Nearly all 400 of us, an equal number of men and women, had registered online and paid $65 to spend the next four hours with one another. We are to speed-date for two hours, then with the following two hours left for mingling over a pasta meal.

At the check-in desk where I went to pick up my name-tag, stood a line of aunties. "Auntie" is used throughout south Asia as a term of endearment, referring to an older woman who may or may not be a blood relative. Aunties are often stern, judgmental and have an uncanny ability to unman a potential suitor by placing emphasis on a single word. A typical utterance would be: "Yes, yes, he went to graduate college but, dear, he is a writer."

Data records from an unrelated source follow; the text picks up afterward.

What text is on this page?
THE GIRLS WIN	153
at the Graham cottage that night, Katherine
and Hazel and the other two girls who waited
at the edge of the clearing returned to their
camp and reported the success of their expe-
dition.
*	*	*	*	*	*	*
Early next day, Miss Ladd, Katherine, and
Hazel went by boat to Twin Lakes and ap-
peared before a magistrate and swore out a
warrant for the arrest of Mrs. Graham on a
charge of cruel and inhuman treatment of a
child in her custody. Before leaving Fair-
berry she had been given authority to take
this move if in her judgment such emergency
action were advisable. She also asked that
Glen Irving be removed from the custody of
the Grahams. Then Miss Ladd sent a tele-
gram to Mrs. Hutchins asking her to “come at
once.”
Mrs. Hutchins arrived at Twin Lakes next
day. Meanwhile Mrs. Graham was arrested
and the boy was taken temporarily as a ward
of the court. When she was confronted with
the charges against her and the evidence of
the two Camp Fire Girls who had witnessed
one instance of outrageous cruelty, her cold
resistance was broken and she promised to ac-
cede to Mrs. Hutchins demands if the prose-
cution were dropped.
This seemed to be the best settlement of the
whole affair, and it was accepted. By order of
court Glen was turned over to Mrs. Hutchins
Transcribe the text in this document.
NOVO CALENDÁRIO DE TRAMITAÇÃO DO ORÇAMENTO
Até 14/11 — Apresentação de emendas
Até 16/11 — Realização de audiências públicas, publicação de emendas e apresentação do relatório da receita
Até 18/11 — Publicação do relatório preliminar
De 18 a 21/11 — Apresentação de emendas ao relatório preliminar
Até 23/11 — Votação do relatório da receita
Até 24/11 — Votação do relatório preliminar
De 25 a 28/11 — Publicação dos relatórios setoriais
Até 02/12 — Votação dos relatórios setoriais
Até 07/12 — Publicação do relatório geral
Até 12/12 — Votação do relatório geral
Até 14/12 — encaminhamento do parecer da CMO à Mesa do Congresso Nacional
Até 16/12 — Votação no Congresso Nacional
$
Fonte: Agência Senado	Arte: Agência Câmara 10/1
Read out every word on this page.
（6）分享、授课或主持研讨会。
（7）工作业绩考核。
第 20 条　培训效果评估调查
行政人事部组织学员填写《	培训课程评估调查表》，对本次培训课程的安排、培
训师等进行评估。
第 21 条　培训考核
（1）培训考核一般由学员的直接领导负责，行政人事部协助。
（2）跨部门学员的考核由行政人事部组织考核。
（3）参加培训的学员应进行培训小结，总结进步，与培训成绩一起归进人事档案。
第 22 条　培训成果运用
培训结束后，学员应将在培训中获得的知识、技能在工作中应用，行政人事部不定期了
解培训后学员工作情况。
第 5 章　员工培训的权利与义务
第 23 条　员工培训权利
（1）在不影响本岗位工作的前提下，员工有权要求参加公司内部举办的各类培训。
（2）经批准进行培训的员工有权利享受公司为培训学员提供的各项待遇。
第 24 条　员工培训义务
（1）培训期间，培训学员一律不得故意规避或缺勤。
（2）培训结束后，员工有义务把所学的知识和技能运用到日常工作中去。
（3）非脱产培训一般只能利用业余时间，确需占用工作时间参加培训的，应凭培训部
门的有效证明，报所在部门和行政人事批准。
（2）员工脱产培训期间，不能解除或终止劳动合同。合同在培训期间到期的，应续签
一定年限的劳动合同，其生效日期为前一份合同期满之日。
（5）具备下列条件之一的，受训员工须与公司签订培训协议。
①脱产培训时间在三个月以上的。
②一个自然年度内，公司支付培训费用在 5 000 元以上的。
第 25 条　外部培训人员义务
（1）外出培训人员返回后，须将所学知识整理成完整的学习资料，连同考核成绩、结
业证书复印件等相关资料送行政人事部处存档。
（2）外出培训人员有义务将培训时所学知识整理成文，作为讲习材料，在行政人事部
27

An auntie had just handed me my baby-blue name tag - the women's were pink - when I ran into a friend, whom I will call Usman. He was a psychiatrist from the mid-sized Midwestern town where we grew up. Sharply dressed in a dark suit, he had returned to the banquet for a second consecutive year and was one of a handful of participants who had arrived armed with someone else's success story - inevitably, a neighbour's cousin or cousin's neighbour had found his wife at this event a few years ago. Usman himself was looking for his second wife. The first had fled back to Pakistan under somewhat mysterious circumstances.

"Is that what you're wearing?" he asked in an awkward attempt to be helpful. I joined the queue to enter the ballroom feeling somewhat deflated. As we waited to meet our potential future spouses, Yasmeen's assistants segregated us by gender, directing the women to one set of doors and the men to another. While this did seem somewhat inauspicious - only moments before we had been socialising as one loud, nervous and confused group - what followed was measurably worse. The assistants began to subdivide each gender by age: 20- to 30-year-olds on one side, 31 and up on another.

I graduated to the latter group a few years ago and reluctantly joined this line of men, most of them significantly older and taller than me.